7.3.3 not sell or part with possession of the Goods except for sales in the ordinary course of the Customer’s business;

7.3.4 comply fully with all storage, safety and/or environmental requirements applicable to or marked on the Goods, specified by Advance International Media Limited and/or required by law;

7.3.5 keep the Goods free from any charge, lien or other encumbrance;

7.3.6 and not remove, alter, obscure, or otherwise interfere with any identifying marks, labels or storage instructions placed on the Goods or their packaging by Advance International Media Limited or the manufacturer of the Goods.

7.4 As and when any of the termination events specified in Condition 11 occur, the customer shall notify Advance International Media Limited immediately and payment of the price for the Goods shall become immediately due despite any credit period allowed by Advance International Media Limited.
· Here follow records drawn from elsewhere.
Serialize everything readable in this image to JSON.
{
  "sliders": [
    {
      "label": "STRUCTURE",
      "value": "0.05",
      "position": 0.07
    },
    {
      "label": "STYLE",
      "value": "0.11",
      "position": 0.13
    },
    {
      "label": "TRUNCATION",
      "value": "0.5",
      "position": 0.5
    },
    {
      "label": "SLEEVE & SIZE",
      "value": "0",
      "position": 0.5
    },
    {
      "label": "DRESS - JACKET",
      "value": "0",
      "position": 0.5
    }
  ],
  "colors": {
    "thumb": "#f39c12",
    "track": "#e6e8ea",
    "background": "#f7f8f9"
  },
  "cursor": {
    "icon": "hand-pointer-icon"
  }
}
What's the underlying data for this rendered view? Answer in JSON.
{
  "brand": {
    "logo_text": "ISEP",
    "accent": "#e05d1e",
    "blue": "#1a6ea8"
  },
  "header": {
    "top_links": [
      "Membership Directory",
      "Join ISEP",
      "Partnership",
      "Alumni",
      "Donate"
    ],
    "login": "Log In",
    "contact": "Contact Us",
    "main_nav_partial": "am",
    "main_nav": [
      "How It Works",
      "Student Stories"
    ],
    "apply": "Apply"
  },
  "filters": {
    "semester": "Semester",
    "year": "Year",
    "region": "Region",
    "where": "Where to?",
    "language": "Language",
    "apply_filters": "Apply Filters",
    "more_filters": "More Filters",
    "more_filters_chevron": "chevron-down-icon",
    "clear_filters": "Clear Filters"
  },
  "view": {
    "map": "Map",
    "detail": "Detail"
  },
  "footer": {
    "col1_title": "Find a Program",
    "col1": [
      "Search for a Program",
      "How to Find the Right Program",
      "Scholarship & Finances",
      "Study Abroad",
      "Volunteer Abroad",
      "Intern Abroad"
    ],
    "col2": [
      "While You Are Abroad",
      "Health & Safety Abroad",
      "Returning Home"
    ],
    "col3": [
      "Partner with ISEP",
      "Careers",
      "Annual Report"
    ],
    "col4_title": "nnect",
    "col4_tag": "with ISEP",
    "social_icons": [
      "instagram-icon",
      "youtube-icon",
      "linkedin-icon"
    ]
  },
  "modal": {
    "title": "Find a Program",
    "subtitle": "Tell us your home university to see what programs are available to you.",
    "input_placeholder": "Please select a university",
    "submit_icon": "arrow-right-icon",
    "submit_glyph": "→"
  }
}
7.5 In relation to computer software Advance International Media Limited shall be obliged only to transfer to the Customer such title as Advance International Media Limited may have. Copyright and other intellectual property rights in such software will in general be retained by the manufacturer or supplier of such software. Advance International Media Limited gives no warranties express or implied, as to whether the Customer’s intended use of the software will be permitted by the owner of such rights.

8. RETURNS

8.1 Where any goods are found by Advance International Media Limited to be defective, Advance International Media Limited will at Advance International Media Limited’s option (a) return the Goods to the manufacturer for it to remedy any manufacturing defect in the Goods; (b) replace the Goods or (c) credit the Customer with the price for the Goods provided in each case that:

8.1.1 the Customer has complied with the provisions of Conditions 4.5 to 4.8 inclusive;

8.1.2 notice of any such defect in the Goods is given to Advance International Media Limited immediately the Customer becomes aware of it and in any event within the duration of the manufacture’s warranty;

8.1.3 repairs (if any) to the goods have been carried out only by Advance International Media Limited, the manufacturer of persons duly approved by Advance International Media Limited or the manufacturer;

8.1.4 relevant Goods are promptly returned by the Customer in their clean original packaging to the address designated by Advance International Media Limited;

8.1.5 all conditions relating to the manufacturer’s warranty are complied with; and

8.1.6 Advance International Media Limited or its representative shall have had the opportunity to inspect the Goods and is satisfied that:(a)the defect existed at the time of delivery to the Customer or arose in the course of normal and proper usage and has not arisen by reason of misuse, neglect or accident after delivery to the Customer; and (b) maintenance and operation has been as recommended in any operating manuals and instructions provided with the Goods.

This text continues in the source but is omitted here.